Anyhow, he didn’t expand on what sort of places he had in mind, and I hadn’t asked him to. I like the simplicity of hotels. I’m not a backseat kind of girl. I’m not in it for the danger. I’m in it for the distraction.

He’d thought the sex couldn’t get any better, but I’ve learned how to break him in slowly, like a good pair of shoes.

I fucked him senseless, on and against every surface of that room. He seemed grateful for my thoroughness. I, on the other hand, was grateful it hadn’t been like the last time. Slow and torturous. Holy and sanctimonious.

“You don’t have to have divine sex everyday,” I told him afterward. “Sometimes you just need to fuck.”

“Right,” he’d said, his expression half-amused, half-perplexed.

“I have to get back to work.”

“Me, too.”

I slipped my dress over my head. “But first, I need to know how long my dad has left.”

He was pulling on his scrubs when he paused and looked over at me. “Hard to say.”

“Is there a way to speed things up?”

“Dementia is a progressive disease.”

“I know that, Max. What I’m asking is how long can this take?”

“As long as it takes,” he answered. He softened it in an almost unnatural way by adding, “Unfortunately.”

“Yeah but how long does he have to suffer?”

“It’s not an exact science. Things live and die at their own pace.”

Somehow I seemed to know that better than anyone.

I walked over to the mirror and piled my hair on top of my head, holding it in place with my hand. “How much morphine would it take to kill a person?”

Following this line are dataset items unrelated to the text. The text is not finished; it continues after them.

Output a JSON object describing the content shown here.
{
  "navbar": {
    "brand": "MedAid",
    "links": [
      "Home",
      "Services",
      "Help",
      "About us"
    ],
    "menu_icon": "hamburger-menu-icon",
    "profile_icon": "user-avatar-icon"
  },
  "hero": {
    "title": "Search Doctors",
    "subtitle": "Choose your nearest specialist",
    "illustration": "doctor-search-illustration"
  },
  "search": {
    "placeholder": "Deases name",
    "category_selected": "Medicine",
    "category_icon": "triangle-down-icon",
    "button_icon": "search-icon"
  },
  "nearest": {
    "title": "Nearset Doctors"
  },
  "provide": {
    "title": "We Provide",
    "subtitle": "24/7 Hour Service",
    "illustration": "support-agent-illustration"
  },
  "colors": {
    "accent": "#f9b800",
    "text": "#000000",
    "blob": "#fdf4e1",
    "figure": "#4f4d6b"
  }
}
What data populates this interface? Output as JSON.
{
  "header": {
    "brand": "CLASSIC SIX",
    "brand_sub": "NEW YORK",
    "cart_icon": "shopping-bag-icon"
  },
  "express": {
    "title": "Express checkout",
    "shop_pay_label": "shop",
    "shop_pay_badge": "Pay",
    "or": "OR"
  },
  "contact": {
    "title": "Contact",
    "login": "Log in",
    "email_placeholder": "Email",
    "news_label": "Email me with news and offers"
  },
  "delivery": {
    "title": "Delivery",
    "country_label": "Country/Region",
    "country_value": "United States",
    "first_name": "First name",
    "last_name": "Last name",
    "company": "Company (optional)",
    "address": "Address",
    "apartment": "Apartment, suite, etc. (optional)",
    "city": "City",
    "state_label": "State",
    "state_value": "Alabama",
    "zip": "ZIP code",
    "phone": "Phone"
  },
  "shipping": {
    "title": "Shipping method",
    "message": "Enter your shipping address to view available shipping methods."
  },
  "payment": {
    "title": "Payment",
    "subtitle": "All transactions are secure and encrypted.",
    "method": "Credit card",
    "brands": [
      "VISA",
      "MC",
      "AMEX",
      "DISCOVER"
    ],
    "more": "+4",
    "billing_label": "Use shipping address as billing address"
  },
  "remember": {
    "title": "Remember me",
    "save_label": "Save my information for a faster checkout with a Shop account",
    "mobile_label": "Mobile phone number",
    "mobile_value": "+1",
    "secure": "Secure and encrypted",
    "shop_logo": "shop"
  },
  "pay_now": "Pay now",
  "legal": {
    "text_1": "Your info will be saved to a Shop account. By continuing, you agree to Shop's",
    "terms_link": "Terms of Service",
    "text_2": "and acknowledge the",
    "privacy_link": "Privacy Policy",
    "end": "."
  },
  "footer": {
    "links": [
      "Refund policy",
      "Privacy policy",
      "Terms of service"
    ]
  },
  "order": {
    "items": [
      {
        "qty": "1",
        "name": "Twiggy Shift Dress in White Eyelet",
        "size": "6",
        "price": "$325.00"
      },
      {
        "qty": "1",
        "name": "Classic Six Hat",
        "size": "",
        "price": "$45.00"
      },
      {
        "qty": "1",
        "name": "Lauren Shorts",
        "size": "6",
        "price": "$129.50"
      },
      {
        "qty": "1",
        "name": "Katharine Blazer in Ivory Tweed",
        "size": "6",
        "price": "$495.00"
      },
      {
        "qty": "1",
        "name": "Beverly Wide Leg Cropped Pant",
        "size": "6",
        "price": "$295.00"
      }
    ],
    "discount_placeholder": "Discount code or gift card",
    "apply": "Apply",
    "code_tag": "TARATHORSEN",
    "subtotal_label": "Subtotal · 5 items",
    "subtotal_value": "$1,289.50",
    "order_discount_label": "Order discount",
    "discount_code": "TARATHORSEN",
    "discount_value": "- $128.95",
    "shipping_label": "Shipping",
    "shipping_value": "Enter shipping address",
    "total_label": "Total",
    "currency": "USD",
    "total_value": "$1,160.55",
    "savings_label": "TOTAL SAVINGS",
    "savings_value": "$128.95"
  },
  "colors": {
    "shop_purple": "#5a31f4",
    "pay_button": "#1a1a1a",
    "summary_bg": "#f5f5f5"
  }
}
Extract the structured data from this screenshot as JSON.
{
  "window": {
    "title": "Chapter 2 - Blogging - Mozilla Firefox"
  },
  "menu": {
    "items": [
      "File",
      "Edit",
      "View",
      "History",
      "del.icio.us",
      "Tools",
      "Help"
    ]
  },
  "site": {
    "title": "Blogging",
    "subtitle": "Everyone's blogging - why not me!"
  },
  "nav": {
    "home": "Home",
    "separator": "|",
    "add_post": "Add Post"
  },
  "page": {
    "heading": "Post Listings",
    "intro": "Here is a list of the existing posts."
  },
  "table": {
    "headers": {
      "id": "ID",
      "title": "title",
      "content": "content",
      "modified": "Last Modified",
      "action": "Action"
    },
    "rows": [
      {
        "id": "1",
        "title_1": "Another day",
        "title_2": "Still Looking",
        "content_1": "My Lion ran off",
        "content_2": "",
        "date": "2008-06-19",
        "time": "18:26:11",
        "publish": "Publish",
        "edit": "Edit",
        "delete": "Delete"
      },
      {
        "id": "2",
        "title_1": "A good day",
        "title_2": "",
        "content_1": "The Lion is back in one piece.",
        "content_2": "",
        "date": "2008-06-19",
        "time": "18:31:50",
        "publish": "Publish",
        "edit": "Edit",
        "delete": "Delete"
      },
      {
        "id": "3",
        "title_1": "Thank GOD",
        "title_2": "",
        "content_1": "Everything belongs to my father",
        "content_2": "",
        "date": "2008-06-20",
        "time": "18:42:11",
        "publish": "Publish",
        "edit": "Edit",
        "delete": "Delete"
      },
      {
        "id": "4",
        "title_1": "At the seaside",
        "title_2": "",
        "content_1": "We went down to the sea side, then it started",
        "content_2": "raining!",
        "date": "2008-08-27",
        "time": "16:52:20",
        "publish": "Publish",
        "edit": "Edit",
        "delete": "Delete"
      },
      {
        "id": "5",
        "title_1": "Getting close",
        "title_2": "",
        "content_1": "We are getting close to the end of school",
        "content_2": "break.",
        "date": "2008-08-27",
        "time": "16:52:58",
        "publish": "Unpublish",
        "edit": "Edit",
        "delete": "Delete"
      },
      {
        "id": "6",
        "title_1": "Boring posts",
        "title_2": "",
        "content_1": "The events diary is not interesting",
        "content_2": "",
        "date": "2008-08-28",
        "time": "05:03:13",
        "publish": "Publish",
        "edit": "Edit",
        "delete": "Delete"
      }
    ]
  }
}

“Morphine?” Max studied my reflection in the mirror. Eventually, he cocked his head. “I wouldn’t use morphine. Though it’s possible, there are easier ways.”

“Such as?”

“Well, a combination of barbiturates and potassium chloride usually does the trick.”

I let my hair fall around my shoulders. “Where would one come by those things?”

“Do you have a veterinarian?” he asked blandly, because, well, that is Max’s way.

I walked over to where he was standing, turned my back toward him, and motioned for him to zip my dress. “It just so happens I do.”

Chapter Twenty-Five

Dr. Max Hastings

AFTER

Breathless, Laurel said, “Could you see us doing this for the rest of our lives?”